Ali: I didn't recognize some of what was happening but learned later that scenes from the show were mixed with exclusive new scenarios inspired by "Stranger Things 3." They were apparently made in partnership with the show's creators, the Duffer brothers.
Martens: Unlike some other car-focused experiences I've done during the pandemic, the Russian scene leaned in heavily to our current reality: that we were in cars and they were performing in a non-traditional space. They even made use of all of that, instructing us to flash our lights at pivotal story moments. The creative team behind it, which included London-based immersive firm Secret Cinema, felt like they were creating something for 2020 and the pandemic.
But I'm sad to say I don't share your enthusiasm for the Upside Down portion of the experience. At this point there was a tonal shift, and not in the genre mash-up sense of "Stranger Things." Things got more passive. Yes, there were vines and scary dust — good thing we wore masks! — but there were also screens, lots of them, showing me parts of the series. I would have preferred a fully atmospheric approach to the Upside Down and could have done without clips from the show. One of the best things about being in a car and in the dark is that you can get away with more when it comes to set-building. Things can be stitched together with masking tape and Styrofoam, but some tricks of the light and artistic painting will sell us on it all being the real thing.
In the Upside Down, while I appreciate the set dressings, I simply became a viewer, and this spoke less to someone less familiar with the show. I went from being involved in a ride-like experience at a theme park to something that felt more promotional.
Now I'm bracing for you to tell me I'm wrong.

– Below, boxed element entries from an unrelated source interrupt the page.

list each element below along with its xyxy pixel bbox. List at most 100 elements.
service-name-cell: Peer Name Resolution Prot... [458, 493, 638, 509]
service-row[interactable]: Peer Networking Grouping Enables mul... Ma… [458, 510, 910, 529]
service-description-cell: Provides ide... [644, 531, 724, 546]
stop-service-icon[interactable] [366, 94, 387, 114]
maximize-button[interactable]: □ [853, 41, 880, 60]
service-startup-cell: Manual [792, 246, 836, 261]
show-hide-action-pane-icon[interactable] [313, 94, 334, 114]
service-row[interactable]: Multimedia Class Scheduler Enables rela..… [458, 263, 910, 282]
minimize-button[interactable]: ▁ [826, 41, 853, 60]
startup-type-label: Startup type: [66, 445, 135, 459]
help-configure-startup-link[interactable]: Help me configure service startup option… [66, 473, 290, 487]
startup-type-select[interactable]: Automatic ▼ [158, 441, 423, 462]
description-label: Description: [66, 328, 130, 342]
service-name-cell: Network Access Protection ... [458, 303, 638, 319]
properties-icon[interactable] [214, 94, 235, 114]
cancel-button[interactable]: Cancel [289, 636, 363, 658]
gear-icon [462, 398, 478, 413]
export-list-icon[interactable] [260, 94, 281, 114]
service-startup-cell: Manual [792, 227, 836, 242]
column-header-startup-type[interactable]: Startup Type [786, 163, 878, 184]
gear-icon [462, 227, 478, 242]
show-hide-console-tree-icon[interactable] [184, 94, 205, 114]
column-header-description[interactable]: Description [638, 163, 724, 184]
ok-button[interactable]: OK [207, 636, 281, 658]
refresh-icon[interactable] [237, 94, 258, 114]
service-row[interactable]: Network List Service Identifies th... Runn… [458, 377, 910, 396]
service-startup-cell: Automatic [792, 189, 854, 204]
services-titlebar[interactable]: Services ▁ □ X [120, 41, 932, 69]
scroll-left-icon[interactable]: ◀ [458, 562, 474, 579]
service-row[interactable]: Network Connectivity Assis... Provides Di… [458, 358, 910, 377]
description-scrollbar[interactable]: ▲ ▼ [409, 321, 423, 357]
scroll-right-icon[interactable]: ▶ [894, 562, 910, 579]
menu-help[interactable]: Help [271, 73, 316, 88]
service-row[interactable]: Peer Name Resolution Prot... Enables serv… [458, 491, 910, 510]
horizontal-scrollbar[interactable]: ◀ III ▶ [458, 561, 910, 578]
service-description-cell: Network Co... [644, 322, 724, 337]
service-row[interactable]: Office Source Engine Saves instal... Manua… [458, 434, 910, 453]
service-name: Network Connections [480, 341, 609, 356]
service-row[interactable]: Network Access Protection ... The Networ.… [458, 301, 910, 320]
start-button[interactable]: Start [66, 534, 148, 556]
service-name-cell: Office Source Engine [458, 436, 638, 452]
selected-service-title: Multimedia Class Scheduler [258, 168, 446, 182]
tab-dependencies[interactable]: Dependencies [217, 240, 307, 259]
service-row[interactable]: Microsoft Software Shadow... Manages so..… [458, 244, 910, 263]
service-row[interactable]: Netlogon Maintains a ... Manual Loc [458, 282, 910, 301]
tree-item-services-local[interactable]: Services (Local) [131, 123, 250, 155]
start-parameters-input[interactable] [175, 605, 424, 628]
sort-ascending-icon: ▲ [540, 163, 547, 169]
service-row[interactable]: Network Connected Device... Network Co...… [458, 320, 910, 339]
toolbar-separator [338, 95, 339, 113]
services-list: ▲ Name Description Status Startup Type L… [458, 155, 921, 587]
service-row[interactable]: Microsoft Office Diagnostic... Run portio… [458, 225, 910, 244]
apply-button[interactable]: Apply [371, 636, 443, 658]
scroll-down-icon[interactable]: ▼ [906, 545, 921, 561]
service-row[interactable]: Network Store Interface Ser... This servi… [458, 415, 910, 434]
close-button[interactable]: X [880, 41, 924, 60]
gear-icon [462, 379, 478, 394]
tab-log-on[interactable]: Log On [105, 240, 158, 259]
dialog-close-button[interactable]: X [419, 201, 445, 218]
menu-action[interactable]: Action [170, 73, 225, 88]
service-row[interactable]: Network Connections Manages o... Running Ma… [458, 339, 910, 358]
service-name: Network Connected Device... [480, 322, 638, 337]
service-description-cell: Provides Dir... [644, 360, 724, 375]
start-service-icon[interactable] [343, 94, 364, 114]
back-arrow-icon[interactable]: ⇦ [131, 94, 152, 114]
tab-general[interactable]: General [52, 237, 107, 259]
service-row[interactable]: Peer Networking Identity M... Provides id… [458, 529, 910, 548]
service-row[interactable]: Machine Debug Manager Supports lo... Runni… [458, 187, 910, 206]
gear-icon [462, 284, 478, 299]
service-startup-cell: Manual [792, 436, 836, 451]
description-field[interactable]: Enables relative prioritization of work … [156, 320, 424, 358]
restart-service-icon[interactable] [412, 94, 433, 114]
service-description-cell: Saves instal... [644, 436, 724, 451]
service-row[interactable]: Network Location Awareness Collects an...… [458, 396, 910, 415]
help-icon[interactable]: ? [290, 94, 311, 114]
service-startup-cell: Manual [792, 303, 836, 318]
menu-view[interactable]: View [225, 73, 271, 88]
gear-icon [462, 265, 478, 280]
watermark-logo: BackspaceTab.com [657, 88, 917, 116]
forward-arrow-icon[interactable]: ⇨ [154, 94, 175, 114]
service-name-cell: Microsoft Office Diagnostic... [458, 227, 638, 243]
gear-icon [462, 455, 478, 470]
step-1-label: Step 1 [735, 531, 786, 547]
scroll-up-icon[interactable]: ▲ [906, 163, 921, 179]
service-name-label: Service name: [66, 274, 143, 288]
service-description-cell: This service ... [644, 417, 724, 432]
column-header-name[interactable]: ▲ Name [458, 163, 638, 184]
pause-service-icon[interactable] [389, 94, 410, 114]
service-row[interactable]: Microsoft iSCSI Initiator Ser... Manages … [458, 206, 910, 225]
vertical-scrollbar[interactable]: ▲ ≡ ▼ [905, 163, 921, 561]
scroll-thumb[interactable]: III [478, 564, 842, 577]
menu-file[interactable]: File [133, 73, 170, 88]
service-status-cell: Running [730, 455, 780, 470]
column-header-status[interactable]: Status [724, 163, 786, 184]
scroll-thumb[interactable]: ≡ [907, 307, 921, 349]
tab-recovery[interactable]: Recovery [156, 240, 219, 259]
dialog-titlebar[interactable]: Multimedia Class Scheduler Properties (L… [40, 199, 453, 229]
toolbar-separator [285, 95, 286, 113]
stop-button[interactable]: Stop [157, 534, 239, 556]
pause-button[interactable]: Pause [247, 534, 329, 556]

Ali: Todd, you are wrong. The Upside Down is an otherworld, a parallel universe. It's a dramatic break from Hawkins, where you can't interact with others there. The idea of being trapped in a surreal environ, I thought they captured that really well in their version of the creepy Upside Down. We actually felt isolated even though we were surrounded by dozens of other motorists — that is until the Jeep in front of me accidentally flipped on his lights. Sigh.
I won’t spoil what happens in the final throes of the journey, but expect high theatrics, lots of strobe lights and plenty of nostalgia for hungry fans, since the show’s fourth season won’t arrive until sometime next year. But I will admit that as we drove out, we opted to take a detour through the "Souvenir Shop." That's right. Park in stalls, scan a QR code and order all the utterly necessary "Stranger Things" memorabilia to tide you over until next season. I'm wearing my Hawkins High 1985 T-shirt ($30) as I type this. Thank you, "Stranger Things," for helping me cope with the strangest of times.